En los últimos meses, además, algo ha cambiado en la forma en que esta realidad se expresa. Donde antes había resignación silenciosa, ahora empiezan a aparecer quejas formales, reclamaciones registradas y una mayor exposición pública del malestar. Los datos conocidos de 2025 reflejan un incremento significativo de estas reclamaciones, muchas de ellas relacionadas con servicios básicos como el transporte urbano, pero también con el mantenimiento, la limpieza o el estado de las infraestructuras. No se trata de un detalle menor: cuando el ciudadano deja de callar, es porque ha dejado de conformarse.

Sería injusto negar que existen actuaciones, planes y anuncios. Los hay, y forman parte de la acción institucional. Sin embargo, la percepción que se instala en la calle es otra muy distinta. Da la impresión de que la tramitación avanza con mayor fluidez que los resultados visibles, como si la solución habitara siempre en el siguiente expediente, en la próxima licitación o en el anuncio aún por llegar. Mientras tanto, la ciudad sigue esperando.

Ahí es donde surge la verdadera cuestión de fondo. No es únicamente un problema de mantenimiento urbano, sino de enfoque.
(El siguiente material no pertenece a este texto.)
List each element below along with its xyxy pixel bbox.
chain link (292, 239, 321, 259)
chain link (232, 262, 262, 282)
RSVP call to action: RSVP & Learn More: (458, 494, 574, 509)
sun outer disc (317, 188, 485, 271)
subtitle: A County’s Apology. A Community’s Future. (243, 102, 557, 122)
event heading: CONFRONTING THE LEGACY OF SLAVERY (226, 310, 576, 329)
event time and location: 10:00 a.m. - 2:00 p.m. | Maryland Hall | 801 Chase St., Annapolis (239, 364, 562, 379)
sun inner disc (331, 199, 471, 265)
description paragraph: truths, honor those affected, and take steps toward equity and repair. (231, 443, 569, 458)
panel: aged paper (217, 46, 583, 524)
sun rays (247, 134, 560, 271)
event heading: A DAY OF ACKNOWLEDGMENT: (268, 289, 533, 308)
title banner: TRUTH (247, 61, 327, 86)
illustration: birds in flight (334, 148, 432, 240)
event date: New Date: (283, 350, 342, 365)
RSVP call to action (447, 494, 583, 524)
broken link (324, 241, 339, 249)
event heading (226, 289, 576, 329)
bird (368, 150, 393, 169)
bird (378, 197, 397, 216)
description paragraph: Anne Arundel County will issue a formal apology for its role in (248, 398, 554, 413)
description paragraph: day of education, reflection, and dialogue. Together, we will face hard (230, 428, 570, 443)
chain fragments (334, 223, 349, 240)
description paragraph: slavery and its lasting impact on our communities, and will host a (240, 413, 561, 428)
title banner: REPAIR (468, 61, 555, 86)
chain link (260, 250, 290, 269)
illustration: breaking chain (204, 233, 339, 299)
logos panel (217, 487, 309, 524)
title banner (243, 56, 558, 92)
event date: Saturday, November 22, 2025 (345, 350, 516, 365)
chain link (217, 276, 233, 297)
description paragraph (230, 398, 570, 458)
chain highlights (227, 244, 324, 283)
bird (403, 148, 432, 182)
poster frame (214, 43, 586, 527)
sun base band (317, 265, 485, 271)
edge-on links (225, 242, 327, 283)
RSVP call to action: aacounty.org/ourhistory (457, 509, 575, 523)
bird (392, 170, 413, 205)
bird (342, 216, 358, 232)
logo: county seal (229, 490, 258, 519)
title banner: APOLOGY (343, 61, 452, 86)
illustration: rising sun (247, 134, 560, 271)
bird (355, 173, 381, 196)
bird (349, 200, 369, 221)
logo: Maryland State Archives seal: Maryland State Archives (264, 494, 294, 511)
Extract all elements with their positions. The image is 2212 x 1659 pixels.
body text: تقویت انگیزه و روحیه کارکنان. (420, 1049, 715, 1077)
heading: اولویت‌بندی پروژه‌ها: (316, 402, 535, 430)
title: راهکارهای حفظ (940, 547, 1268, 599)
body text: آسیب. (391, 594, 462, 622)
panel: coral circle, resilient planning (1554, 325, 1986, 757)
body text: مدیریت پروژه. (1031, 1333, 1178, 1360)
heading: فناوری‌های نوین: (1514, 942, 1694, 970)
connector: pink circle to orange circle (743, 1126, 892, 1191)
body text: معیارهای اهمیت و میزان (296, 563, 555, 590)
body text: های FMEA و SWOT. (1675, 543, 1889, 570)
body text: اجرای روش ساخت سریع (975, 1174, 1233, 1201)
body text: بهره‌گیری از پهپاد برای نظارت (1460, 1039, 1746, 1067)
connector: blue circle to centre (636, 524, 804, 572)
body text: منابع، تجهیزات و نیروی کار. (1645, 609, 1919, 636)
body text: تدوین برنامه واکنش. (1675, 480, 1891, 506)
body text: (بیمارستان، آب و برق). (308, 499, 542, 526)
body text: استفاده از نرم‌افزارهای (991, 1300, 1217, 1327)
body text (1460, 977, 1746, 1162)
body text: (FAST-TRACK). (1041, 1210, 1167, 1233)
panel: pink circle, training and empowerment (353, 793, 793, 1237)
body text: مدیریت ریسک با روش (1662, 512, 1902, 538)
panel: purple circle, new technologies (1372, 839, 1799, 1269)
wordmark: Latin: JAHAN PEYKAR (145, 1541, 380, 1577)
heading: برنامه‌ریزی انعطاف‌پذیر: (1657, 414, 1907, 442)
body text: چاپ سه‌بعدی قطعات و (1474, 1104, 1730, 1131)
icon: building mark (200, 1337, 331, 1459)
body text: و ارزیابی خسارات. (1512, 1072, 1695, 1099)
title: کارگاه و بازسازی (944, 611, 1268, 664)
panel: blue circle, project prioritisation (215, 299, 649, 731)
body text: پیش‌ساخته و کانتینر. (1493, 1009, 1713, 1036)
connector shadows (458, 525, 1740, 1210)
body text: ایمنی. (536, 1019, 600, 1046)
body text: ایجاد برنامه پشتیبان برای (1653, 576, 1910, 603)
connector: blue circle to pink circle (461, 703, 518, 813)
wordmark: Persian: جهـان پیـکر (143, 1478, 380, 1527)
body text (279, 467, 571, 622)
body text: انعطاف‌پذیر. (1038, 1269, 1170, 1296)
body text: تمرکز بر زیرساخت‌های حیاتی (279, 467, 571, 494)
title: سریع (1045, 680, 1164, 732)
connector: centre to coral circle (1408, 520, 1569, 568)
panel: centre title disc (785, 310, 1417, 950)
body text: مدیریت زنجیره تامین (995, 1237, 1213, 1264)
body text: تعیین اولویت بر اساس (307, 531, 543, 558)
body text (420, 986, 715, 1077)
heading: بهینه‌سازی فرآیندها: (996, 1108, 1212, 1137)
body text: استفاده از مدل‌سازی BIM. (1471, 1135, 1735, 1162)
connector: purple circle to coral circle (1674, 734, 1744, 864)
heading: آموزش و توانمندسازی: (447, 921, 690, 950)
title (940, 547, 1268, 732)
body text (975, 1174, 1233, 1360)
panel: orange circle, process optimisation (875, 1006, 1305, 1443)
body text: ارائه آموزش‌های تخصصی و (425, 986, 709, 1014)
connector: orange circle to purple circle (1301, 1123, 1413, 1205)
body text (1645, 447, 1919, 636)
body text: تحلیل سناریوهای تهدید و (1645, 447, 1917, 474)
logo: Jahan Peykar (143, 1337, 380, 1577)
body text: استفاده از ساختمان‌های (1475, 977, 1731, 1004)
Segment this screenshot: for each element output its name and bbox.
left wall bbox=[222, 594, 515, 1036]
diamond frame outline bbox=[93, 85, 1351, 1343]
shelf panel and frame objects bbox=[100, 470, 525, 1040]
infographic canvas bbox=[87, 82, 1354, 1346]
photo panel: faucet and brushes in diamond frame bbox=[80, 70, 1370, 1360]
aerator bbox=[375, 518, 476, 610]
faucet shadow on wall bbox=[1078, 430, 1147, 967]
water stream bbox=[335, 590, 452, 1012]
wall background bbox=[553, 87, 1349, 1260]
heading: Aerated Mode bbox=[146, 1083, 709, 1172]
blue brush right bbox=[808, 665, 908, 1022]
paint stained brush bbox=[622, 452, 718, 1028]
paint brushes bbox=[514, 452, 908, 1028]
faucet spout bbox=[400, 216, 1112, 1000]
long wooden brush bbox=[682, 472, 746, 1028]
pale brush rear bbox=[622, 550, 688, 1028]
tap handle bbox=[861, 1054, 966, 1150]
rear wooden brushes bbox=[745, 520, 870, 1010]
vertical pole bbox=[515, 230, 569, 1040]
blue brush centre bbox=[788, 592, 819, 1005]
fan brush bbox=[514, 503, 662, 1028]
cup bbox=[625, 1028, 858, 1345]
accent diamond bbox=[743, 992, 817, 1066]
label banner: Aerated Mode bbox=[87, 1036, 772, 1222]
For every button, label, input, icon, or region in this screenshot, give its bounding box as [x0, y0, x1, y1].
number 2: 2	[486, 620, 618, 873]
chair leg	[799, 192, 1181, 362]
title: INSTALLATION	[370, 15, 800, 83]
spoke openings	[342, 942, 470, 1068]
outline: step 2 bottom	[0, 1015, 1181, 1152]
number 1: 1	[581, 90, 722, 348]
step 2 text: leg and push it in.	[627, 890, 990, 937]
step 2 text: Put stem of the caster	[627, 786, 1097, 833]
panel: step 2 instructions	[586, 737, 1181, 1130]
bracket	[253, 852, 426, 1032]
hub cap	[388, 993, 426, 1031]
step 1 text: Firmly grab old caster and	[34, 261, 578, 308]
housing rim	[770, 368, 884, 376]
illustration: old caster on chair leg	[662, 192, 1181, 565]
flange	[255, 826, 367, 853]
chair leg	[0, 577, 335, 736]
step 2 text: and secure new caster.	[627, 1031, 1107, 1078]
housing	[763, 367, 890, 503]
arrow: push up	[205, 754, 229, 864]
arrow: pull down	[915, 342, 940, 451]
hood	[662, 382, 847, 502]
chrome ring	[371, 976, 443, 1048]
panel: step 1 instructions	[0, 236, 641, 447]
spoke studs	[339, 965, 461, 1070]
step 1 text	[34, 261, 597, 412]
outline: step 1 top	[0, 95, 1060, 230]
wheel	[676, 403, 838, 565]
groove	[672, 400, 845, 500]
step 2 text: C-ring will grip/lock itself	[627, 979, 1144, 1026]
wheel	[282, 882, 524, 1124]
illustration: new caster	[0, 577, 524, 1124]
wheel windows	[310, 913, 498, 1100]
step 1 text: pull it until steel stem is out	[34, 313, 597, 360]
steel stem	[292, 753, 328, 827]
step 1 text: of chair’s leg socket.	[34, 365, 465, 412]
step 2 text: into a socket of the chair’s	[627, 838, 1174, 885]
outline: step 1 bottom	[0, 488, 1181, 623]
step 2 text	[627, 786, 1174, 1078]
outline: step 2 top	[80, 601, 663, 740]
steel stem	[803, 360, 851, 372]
Una ciudad no se sostiene sobre intervenciones puntuales ni sobre respuestas fragmentadas, sino sobre una atención constante, casi silenciosa, que evita que el deterioro llegue a ser perceptible. Cuando esa continuidad falla, lo que aparece es el parche: una solución provisional que, con el tiempo, deja al descubierto las mismas carencias que pretendía ocultar.

Y, sin embargo, no siempre fue así. No hace tanto tiempo, Cuenca fue reconocida con la Escoba de Plata, un galardón que distinguía precisamente el esfuerzo en materia de limpieza y gestión urbana. Conviene recordarlo, no por nostalgia, sino como prueba de que otra forma de hacer las cosas no solo es deseable, sino posible.

Tal vez el verdadero riesgo no sea el deterioro en sí mismo, sino la costumbre. Acostumbrarse a lo que no funciona, a lo que no llega, a lo que siempre se anuncia, pero rara vez se consolida. Porque cuando una ciudad se acostumbra, también lo hacen quienes la habitan.

Frente a eso, la exigencia ciudadana no debería interpretarse como una crítica destructiva, sino como una llamada razonable a la coherencia: a la verdad en el diagnóstico, a la sinceridad en las explicaciones, a la determinación en las decisiones y, sobre todo, a la eficacia en los resultados.

Al fin y al cabo, aspirar a una ciudad cuidada, limpia y ordenada no es una ambición extraordinaria. Es, simplemente, lo que cualquier vecino debería poder dar por hecho.

Quizá no sea momento de pedir más, si no de aceptar menos.